As Macy’s, Sears and J.C. Penney plan to close hundreds of stores over the next few years, malls are finding creative ways to fill the large empty spaces left behind of these big box anchors. Even so, some malls will not survive and over 300 malls are expected to close over the next 10 years.

But there’s hope for malls that can find the right solutions. Here’s why:

  • Brick and mortar is alive and well: Online sales still account for less than 10% of all retail sales.
  • Amazon reported a $38 billion increase in sales from 2000 to 2013 while Costco’s sales rose by $50 billion over the same period.
  • Malls catering to upscale shoppers can replace a Macy’s with a high-end department store such as Von Maur.
  • Mall developers are adding new venues like gyms and other entertainment options;
    • g.
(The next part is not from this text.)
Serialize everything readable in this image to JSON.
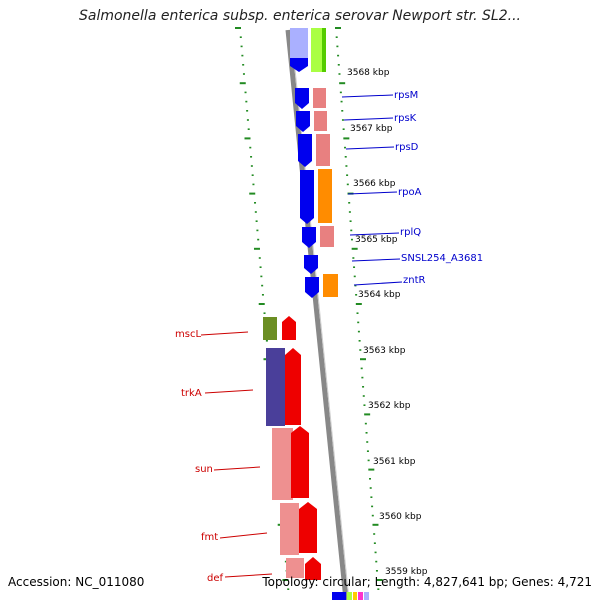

Orland Square Mall is getting a 29,000-square-foot Sky Zone trampoline park and 33,000-square-foot Gizmos Fun Factory for kids with an indoor ropes course.
  • Large supermarkets are moving into malls* because;
    • Space and parking are adequate
    • Good visibility and traffic
    • Appeals to millennials who like the efficiency of a one-stop visit

*Two examples:

Grocery giant Kroger Co., has purchased a former Macy’s Inc. location at Kingsdale Shopping Center in Upper Arlington, Ohio, and plans to build a new store in its place.

Natick Mall in Natick, Mass., is leasing 194,000 square feet of space vacated by J.C. Penney Co. to upscale grocer Wegmans, which is planning to open a store in 2018.

Time will tell whether malls will survive or thrive, but category managers need to understand how malls are changing and how to take advantage.